Modly's predecessor, Richard Spencer, was dismissed in November, and President Donald Trump's frustration with the Ford program has been cited as a contributing factor in Spencer's removal. In a recent memo, Modly stressed that under his watch, the Navy is going to "make Ford ready," employing all hands on deck and working as “one team, relentlessly focused."

“I’m extremely bullish on Ford - and our Navy should be too,” said Chief of Naval Operations Adm. Mike Gilday.  “While good progress has been made over the past several months, together we must keep Ford headed in the right direction and get her where she needs to be – operating forward at sea to reassure allies, deter adversaries, and protect our national interests around the world.” 

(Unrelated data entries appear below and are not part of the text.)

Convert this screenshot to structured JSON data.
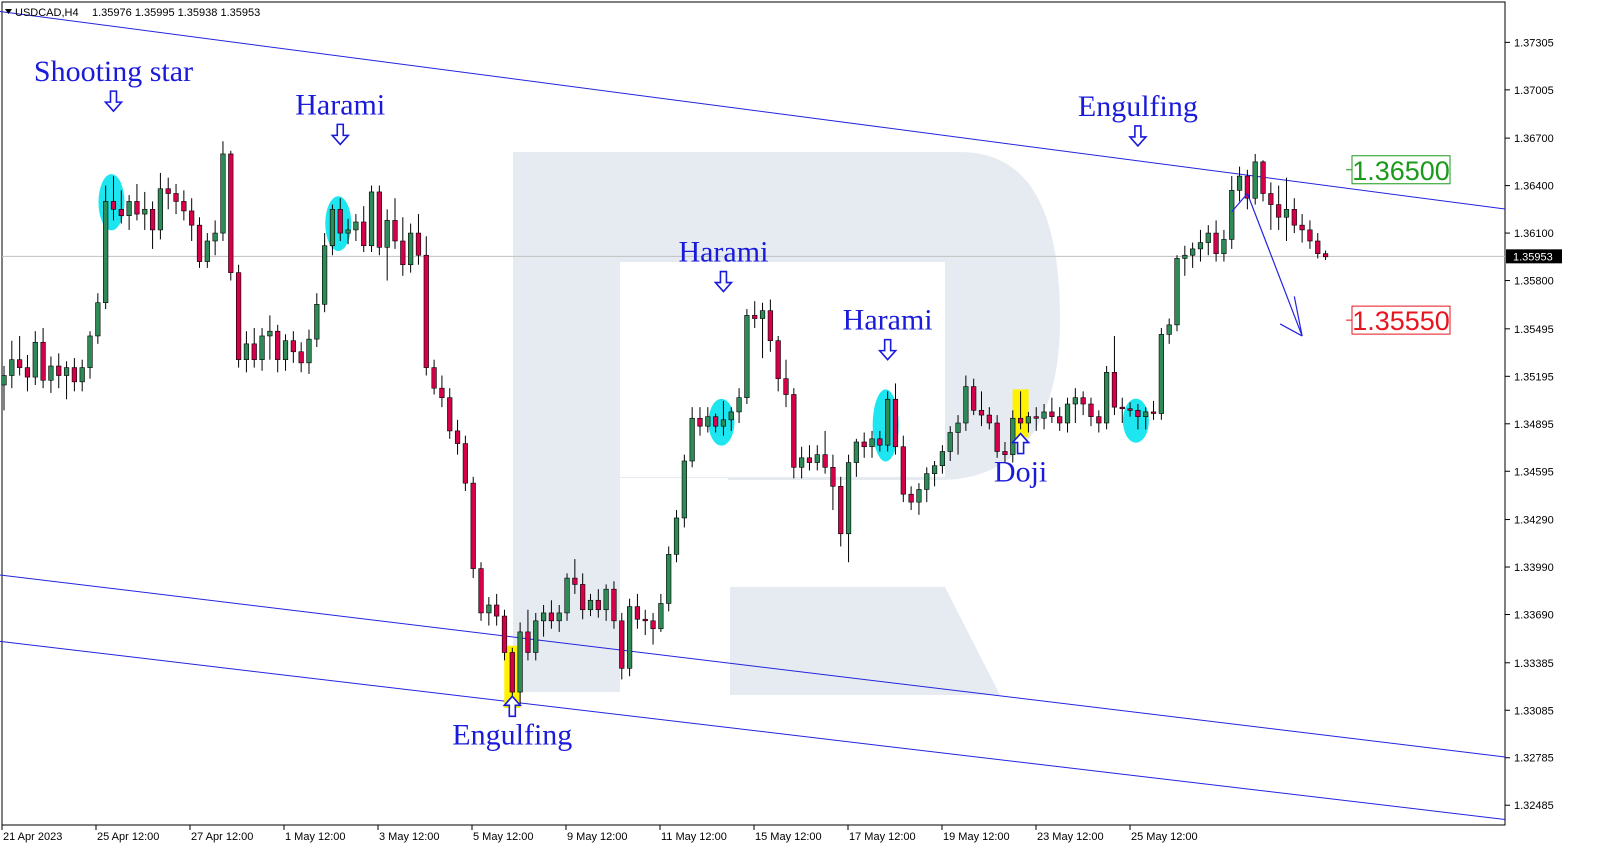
{
  "header": {
    "symbol": "USDCAD,H4",
    "ohlc": "1.35976 1.35995 1.35938 1.35953"
  },
  "colors": {
    "bull": "#2e8b57",
    "bear": "#d6004a",
    "channel": "#2323e0",
    "annotation": "#1a1adb",
    "highlight_circle": "#1ee6f0",
    "highlight_doji": "#fff200",
    "target_up": "#1a9a1a",
    "target_down": "#e8141e",
    "watermark": "#e6ebf2"
  },
  "chart_data": {
    "type": "candlestick",
    "symbol": "USDCAD",
    "timeframe": "H4",
    "ylim": [
      1.3236,
      1.3756
    ],
    "y_ticks": [
      "1.37305",
      "1.37005",
      "1.36700",
      "1.36400",
      "1.36100",
      "1.35800",
      "1.35495",
      "1.35195",
      "1.34895",
      "1.34595",
      "1.34290",
      "1.33990",
      "1.33690",
      "1.33385",
      "1.33085",
      "1.32785",
      "1.32485"
    ],
    "x_ticks": [
      "21 Apr 2023",
      "25 Apr 12:00",
      "27 Apr 12:00",
      "1 May 12:00",
      "3 May 12:00",
      "5 May 12:00",
      "9 May 12:00",
      "11 May 12:00",
      "15 May 12:00",
      "17 May 12:00",
      "19 May 12:00",
      "23 May 12:00",
      "25 May 12:00"
    ],
    "current_price": "1.35953",
    "candles": [
      [
        1.3514,
        1.3526,
        1.3498,
        1.352
      ],
      [
        1.352,
        1.3542,
        1.3512,
        1.353
      ],
      [
        1.353,
        1.3545,
        1.352,
        1.3525
      ],
      [
        1.3525,
        1.3533,
        1.351,
        1.3519
      ],
      [
        1.3519,
        1.3548,
        1.3514,
        1.3541
      ],
      [
        1.3541,
        1.355,
        1.3512,
        1.3517
      ],
      [
        1.3517,
        1.3532,
        1.3509,
        1.3526
      ],
      [
        1.3526,
        1.3534,
        1.3512,
        1.352
      ],
      [
        1.352,
        1.3529,
        1.3505,
        1.3525
      ],
      [
        1.3525,
        1.3531,
        1.351,
        1.3516
      ],
      [
        1.3516,
        1.353,
        1.351,
        1.3525
      ],
      [
        1.3525,
        1.3548,
        1.3518,
        1.3545
      ],
      [
        1.3545,
        1.3572,
        1.354,
        1.3566
      ],
      [
        1.3566,
        1.364,
        1.3562,
        1.363
      ],
      [
        1.363,
        1.3646,
        1.3618,
        1.3625
      ],
      [
        1.3625,
        1.3637,
        1.3616,
        1.3621
      ],
      [
        1.3621,
        1.3634,
        1.3612,
        1.363
      ],
      [
        1.363,
        1.3641,
        1.3618,
        1.3622
      ],
      [
        1.3622,
        1.3636,
        1.3612,
        1.3625
      ],
      [
        1.3625,
        1.363,
        1.36,
        1.3612
      ],
      [
        1.3612,
        1.3648,
        1.3606,
        1.3638
      ],
      [
        1.3638,
        1.3645,
        1.3625,
        1.3635
      ],
      [
        1.3635,
        1.3641,
        1.3622,
        1.363
      ],
      [
        1.363,
        1.3637,
        1.3618,
        1.3624
      ],
      [
        1.3624,
        1.3632,
        1.3605,
        1.3615
      ],
      [
        1.3615,
        1.362,
        1.3588,
        1.3592
      ],
      [
        1.3592,
        1.361,
        1.3588,
        1.3605
      ],
      [
        1.3605,
        1.3618,
        1.3596,
        1.361
      ],
      [
        1.361,
        1.3668,
        1.3605,
        1.366
      ],
      [
        1.366,
        1.3662,
        1.358,
        1.3585
      ],
      [
        1.3585,
        1.359,
        1.3525,
        1.353
      ],
      [
        1.353,
        1.3548,
        1.3522,
        1.354
      ],
      [
        1.354,
        1.355,
        1.3525,
        1.353
      ],
      [
        1.353,
        1.355,
        1.3523,
        1.3545
      ],
      [
        1.3545,
        1.3558,
        1.353,
        1.3548
      ],
      [
        1.3548,
        1.3552,
        1.3522,
        1.353
      ],
      [
        1.353,
        1.3546,
        1.3523,
        1.3542
      ],
      [
        1.3542,
        1.3548,
        1.3528,
        1.3535
      ],
      [
        1.3535,
        1.3541,
        1.3522,
        1.3528
      ],
      [
        1.3528,
        1.3549,
        1.3521,
        1.3543
      ],
      [
        1.3543,
        1.3572,
        1.3538,
        1.3565
      ],
      [
        1.3565,
        1.361,
        1.356,
        1.3602
      ],
      [
        1.3602,
        1.3628,
        1.3596,
        1.3625
      ],
      [
        1.3625,
        1.3632,
        1.3605,
        1.361
      ],
      [
        1.361,
        1.3619,
        1.3603,
        1.3612
      ],
      [
        1.3612,
        1.3622,
        1.3605,
        1.3617
      ],
      [
        1.3617,
        1.3627,
        1.3598,
        1.3602
      ],
      [
        1.3602,
        1.364,
        1.3598,
        1.3636
      ],
      [
        1.3636,
        1.364,
        1.3596,
        1.3601
      ],
      [
        1.3601,
        1.3625,
        1.358,
        1.3618
      ],
      [
        1.3618,
        1.3632,
        1.36,
        1.3605
      ],
      [
        1.3605,
        1.362,
        1.3583,
        1.359
      ],
      [
        1.359,
        1.3616,
        1.3585,
        1.361
      ],
      [
        1.361,
        1.3622,
        1.359,
        1.3596
      ],
      [
        1.3596,
        1.3608,
        1.352,
        1.3525
      ],
      [
        1.3525,
        1.353,
        1.3508,
        1.3512
      ],
      [
        1.3512,
        1.352,
        1.35,
        1.3506
      ],
      [
        1.3506,
        1.3512,
        1.348,
        1.3485
      ],
      [
        1.3485,
        1.3492,
        1.347,
        1.3477
      ],
      [
        1.3477,
        1.3482,
        1.3447,
        1.3452
      ],
      [
        1.3452,
        1.3456,
        1.3392,
        1.3398
      ],
      [
        1.3398,
        1.3402,
        1.3365,
        1.337
      ],
      [
        1.337,
        1.338,
        1.3362,
        1.3375
      ],
      [
        1.3375,
        1.3382,
        1.3362,
        1.3368
      ],
      [
        1.3368,
        1.3372,
        1.334,
        1.3345
      ],
      [
        1.3345,
        1.3348,
        1.3315,
        1.332
      ],
      [
        1.332,
        1.3364,
        1.3312,
        1.3358
      ],
      [
        1.3358,
        1.3372,
        1.334,
        1.3345
      ],
      [
        1.3345,
        1.337,
        1.334,
        1.3365
      ],
      [
        1.3365,
        1.3375,
        1.3355,
        1.337
      ],
      [
        1.337,
        1.3378,
        1.336,
        1.3365
      ],
      [
        1.3365,
        1.3375,
        1.3358,
        1.337
      ],
      [
        1.337,
        1.3395,
        1.3365,
        1.3392
      ],
      [
        1.3392,
        1.3404,
        1.3382,
        1.3388
      ],
      [
        1.3388,
        1.3395,
        1.3366,
        1.3372
      ],
      [
        1.3372,
        1.3382,
        1.3368,
        1.3378
      ],
      [
        1.3378,
        1.3385,
        1.3367,
        1.3372
      ],
      [
        1.3372,
        1.3388,
        1.3365,
        1.3385
      ],
      [
        1.3385,
        1.339,
        1.336,
        1.3365
      ],
      [
        1.3365,
        1.337,
        1.3328,
        1.3335
      ],
      [
        1.3335,
        1.3379,
        1.333,
        1.3374
      ],
      [
        1.3374,
        1.3382,
        1.336,
        1.3366
      ],
      [
        1.3366,
        1.3372,
        1.3356,
        1.3365
      ],
      [
        1.3365,
        1.337,
        1.335,
        1.336
      ],
      [
        1.336,
        1.3382,
        1.3358,
        1.3376
      ],
      [
        1.3376,
        1.3412,
        1.3371,
        1.3407
      ],
      [
        1.3407,
        1.3435,
        1.3402,
        1.343
      ],
      [
        1.343,
        1.347,
        1.3424,
        1.3466
      ],
      [
        1.3466,
        1.35,
        1.3462,
        1.3493
      ],
      [
        1.3493,
        1.35,
        1.3482,
        1.3488
      ],
      [
        1.3488,
        1.35,
        1.3484,
        1.3494
      ],
      [
        1.3494,
        1.3496,
        1.3484,
        1.3488
      ],
      [
        1.3488,
        1.3504,
        1.3482,
        1.3492
      ],
      [
        1.3492,
        1.35,
        1.3485,
        1.3497
      ],
      [
        1.3497,
        1.3512,
        1.349,
        1.3506
      ],
      [
        1.3506,
        1.3562,
        1.3502,
        1.3558
      ],
      [
        1.3558,
        1.3567,
        1.355,
        1.3556
      ],
      [
        1.3556,
        1.3566,
        1.3531,
        1.3561
      ],
      [
        1.3561,
        1.3568,
        1.3535,
        1.3542
      ],
      [
        1.3542,
        1.3545,
        1.351,
        1.3518
      ],
      [
        1.3518,
        1.353,
        1.35,
        1.3508
      ],
      [
        1.3508,
        1.3512,
        1.3455,
        1.3462
      ],
      [
        1.3462,
        1.3475,
        1.3455,
        1.3468
      ],
      [
        1.3468,
        1.3476,
        1.346,
        1.3465
      ],
      [
        1.3465,
        1.3476,
        1.346,
        1.347
      ],
      [
        1.347,
        1.3485,
        1.3458,
        1.3462
      ],
      [
        1.3462,
        1.347,
        1.3435,
        1.345
      ],
      [
        1.345,
        1.3456,
        1.3412,
        1.342
      ],
      [
        1.342,
        1.347,
        1.3402,
        1.3465
      ],
      [
        1.3465,
        1.348,
        1.3456,
        1.3478
      ],
      [
        1.3478,
        1.3484,
        1.3468,
        1.3475
      ],
      [
        1.3475,
        1.3485,
        1.3468,
        1.348
      ],
      [
        1.348,
        1.3485,
        1.3472,
        1.3476
      ],
      [
        1.3476,
        1.351,
        1.3472,
        1.3505
      ],
      [
        1.3505,
        1.3515,
        1.347,
        1.3475
      ],
      [
        1.3475,
        1.3482,
        1.344,
        1.3445
      ],
      [
        1.3445,
        1.345,
        1.3435,
        1.344
      ],
      [
        1.344,
        1.3452,
        1.3432,
        1.3448
      ],
      [
        1.3448,
        1.3462,
        1.344,
        1.3458
      ],
      [
        1.3458,
        1.3466,
        1.345,
        1.3463
      ],
      [
        1.3463,
        1.3476,
        1.3458,
        1.3472
      ],
      [
        1.3472,
        1.3488,
        1.3466,
        1.3484
      ],
      [
        1.3484,
        1.3495,
        1.347,
        1.349
      ],
      [
        1.349,
        1.352,
        1.3485,
        1.3513
      ],
      [
        1.3513,
        1.3518,
        1.3495,
        1.3498
      ],
      [
        1.3498,
        1.351,
        1.3488,
        1.3495
      ],
      [
        1.3495,
        1.35,
        1.3486,
        1.349
      ],
      [
        1.349,
        1.3495,
        1.3468,
        1.3472
      ],
      [
        1.3472,
        1.3478,
        1.3465,
        1.347
      ],
      [
        1.347,
        1.3498,
        1.3465,
        1.3493
      ],
      [
        1.3493,
        1.351,
        1.3486,
        1.349
      ],
      [
        1.349,
        1.3497,
        1.3484,
        1.3494
      ],
      [
        1.3494,
        1.35,
        1.3485,
        1.3493
      ],
      [
        1.3493,
        1.3502,
        1.3486,
        1.3497
      ],
      [
        1.3497,
        1.3506,
        1.349,
        1.3494
      ],
      [
        1.3494,
        1.35,
        1.3485,
        1.349
      ],
      [
        1.349,
        1.3506,
        1.3484,
        1.3502
      ],
      [
        1.3502,
        1.3512,
        1.349,
        1.3506
      ],
      [
        1.3506,
        1.351,
        1.3495,
        1.3502
      ],
      [
        1.3502,
        1.3506,
        1.3488,
        1.3494
      ],
      [
        1.3494,
        1.3498,
        1.3484,
        1.349
      ],
      [
        1.349,
        1.3526,
        1.3486,
        1.3522
      ],
      [
        1.3522,
        1.3545,
        1.3495,
        1.35
      ],
      [
        1.35,
        1.3506,
        1.349,
        1.3499
      ],
      [
        1.3499,
        1.3503,
        1.3494,
        1.3498
      ],
      [
        1.3498,
        1.3502,
        1.3486,
        1.3494
      ],
      [
        1.3494,
        1.35,
        1.3486,
        1.3497
      ],
      [
        1.3497,
        1.3504,
        1.3492,
        1.3496
      ],
      [
        1.3496,
        1.355,
        1.3492,
        1.3546
      ],
      [
        1.3546,
        1.3556,
        1.354,
        1.3552
      ],
      [
        1.3552,
        1.3596,
        1.3548,
        1.3594
      ],
      [
        1.3594,
        1.3602,
        1.3583,
        1.3596
      ],
      [
        1.3596,
        1.3604,
        1.3588,
        1.36
      ],
      [
        1.36,
        1.3612,
        1.3592,
        1.3604
      ],
      [
        1.3604,
        1.3615,
        1.3596,
        1.361
      ],
      [
        1.361,
        1.3618,
        1.3592,
        1.3597
      ],
      [
        1.3597,
        1.3612,
        1.3592,
        1.3606
      ],
      [
        1.3606,
        1.3646,
        1.36,
        1.3637
      ],
      [
        1.3637,
        1.3652,
        1.363,
        1.3646
      ],
      [
        1.3646,
        1.365,
        1.3625,
        1.3632
      ],
      [
        1.3632,
        1.366,
        1.3628,
        1.3655
      ],
      [
        1.3655,
        1.3656,
        1.363,
        1.3635
      ],
      [
        1.3635,
        1.3642,
        1.3612,
        1.3628
      ],
      [
        1.3628,
        1.364,
        1.3612,
        1.362
      ],
      [
        1.362,
        1.3645,
        1.3605,
        1.3625
      ],
      [
        1.3625,
        1.3632,
        1.361,
        1.3615
      ],
      [
        1.3615,
        1.3622,
        1.3604,
        1.3612
      ],
      [
        1.3612,
        1.3618,
        1.36,
        1.3605
      ],
      [
        1.3605,
        1.361,
        1.3594,
        1.3597
      ],
      [
        1.3597,
        1.3599,
        1.3593,
        1.3595
      ]
    ],
    "channel_lines": [
      {
        "name": "upper",
        "from": [
          0,
          1.375
        ],
        "to": [
          188,
          1.36252
        ]
      },
      {
        "name": "lower-1",
        "from": [
          0,
          1.3394
        ],
        "to": [
          188,
          1.3279
        ]
      },
      {
        "name": "lower-2",
        "from": [
          0,
          1.3352
        ],
        "to": [
          188,
          1.32395
        ]
      }
    ],
    "forecast_path": [
      [
        157,
        1.36235
      ],
      [
        159,
        1.3635
      ],
      [
        166,
        1.3545
      ]
    ],
    "forecast_arrow_tail": [
      [
        165,
        1.357
      ],
      [
        166,
        1.3545
      ]
    ],
    "levels": [
      {
        "label": "1.36500",
        "price": 1.365,
        "kind": "target-up"
      },
      {
        "label": "1.35550",
        "price": 1.3555,
        "kind": "target-down"
      }
    ],
    "annotations": [
      {
        "text": "Shooting star",
        "candle": 14,
        "kind": "circle",
        "text_price": 1.3706,
        "arrow": "down"
      },
      {
        "text": "Harami",
        "candle": 43,
        "kind": "circle",
        "text_price": 1.3685,
        "arrow": "down"
      },
      {
        "text": "Harami",
        "candle": 92,
        "kind": "circle",
        "text_price": 1.3592,
        "arrow": "down"
      },
      {
        "text": "Harami",
        "candle": 113,
        "kind": "circle",
        "text_price": 1.3549,
        "arrow": "down"
      },
      {
        "text": "Engulfing",
        "candle": 145,
        "kind": "circle",
        "text_price": 1.3684,
        "arrow": "down"
      },
      {
        "text": "Engulfing",
        "candle": 65,
        "kind": "rect",
        "text_price": 1.3287,
        "arrow": "up"
      },
      {
        "text": "Doji",
        "candle": 130,
        "kind": "rect",
        "text_price": 1.3453,
        "arrow": "up"
      }
    ]
  }
}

Advance work on USS Ford began back in 2005 for a planned 2015 delivery, with R&D proceeding in parallel with construction. The delivery schedule gradually slipped to 2017, and costs ballooned to $12.9 billion - more than any nation has ever paid for a warship. Despite the cost, the Navy accepted her in an incomplete state and with known deficiencies, including problems with her catapults, arresting gear and elevators. Multiple additional issues with propulsion were discovered in sea trials, necessitating long post-shakedown repairs. 

Many of these issues have since been resolved, the Navy says, but with the extended timeline for repairs and testing, NAVSEA commander Vice Adm. Thomas Moore has indicated that USS Ford may not enter service until 2024 - six years behind schedule and almost two decades after the first construction began. 

On October 23, Congresswoman Elaine Luria (a former Navy cruiser XO) slammed US Ford as a “$13 billion nuclear-powered floating berthing barge," citing Ford's long tenure at the pier at Newport News. Within the week, Ford put to sea with work on her mission-critical weapons elevators still unfinished.

The Navy says that Ford has performed exceptionally well during two underway test and training periods since she departed Newport News. Her current test-and-trial phase is scheduled to continue through mid-2021.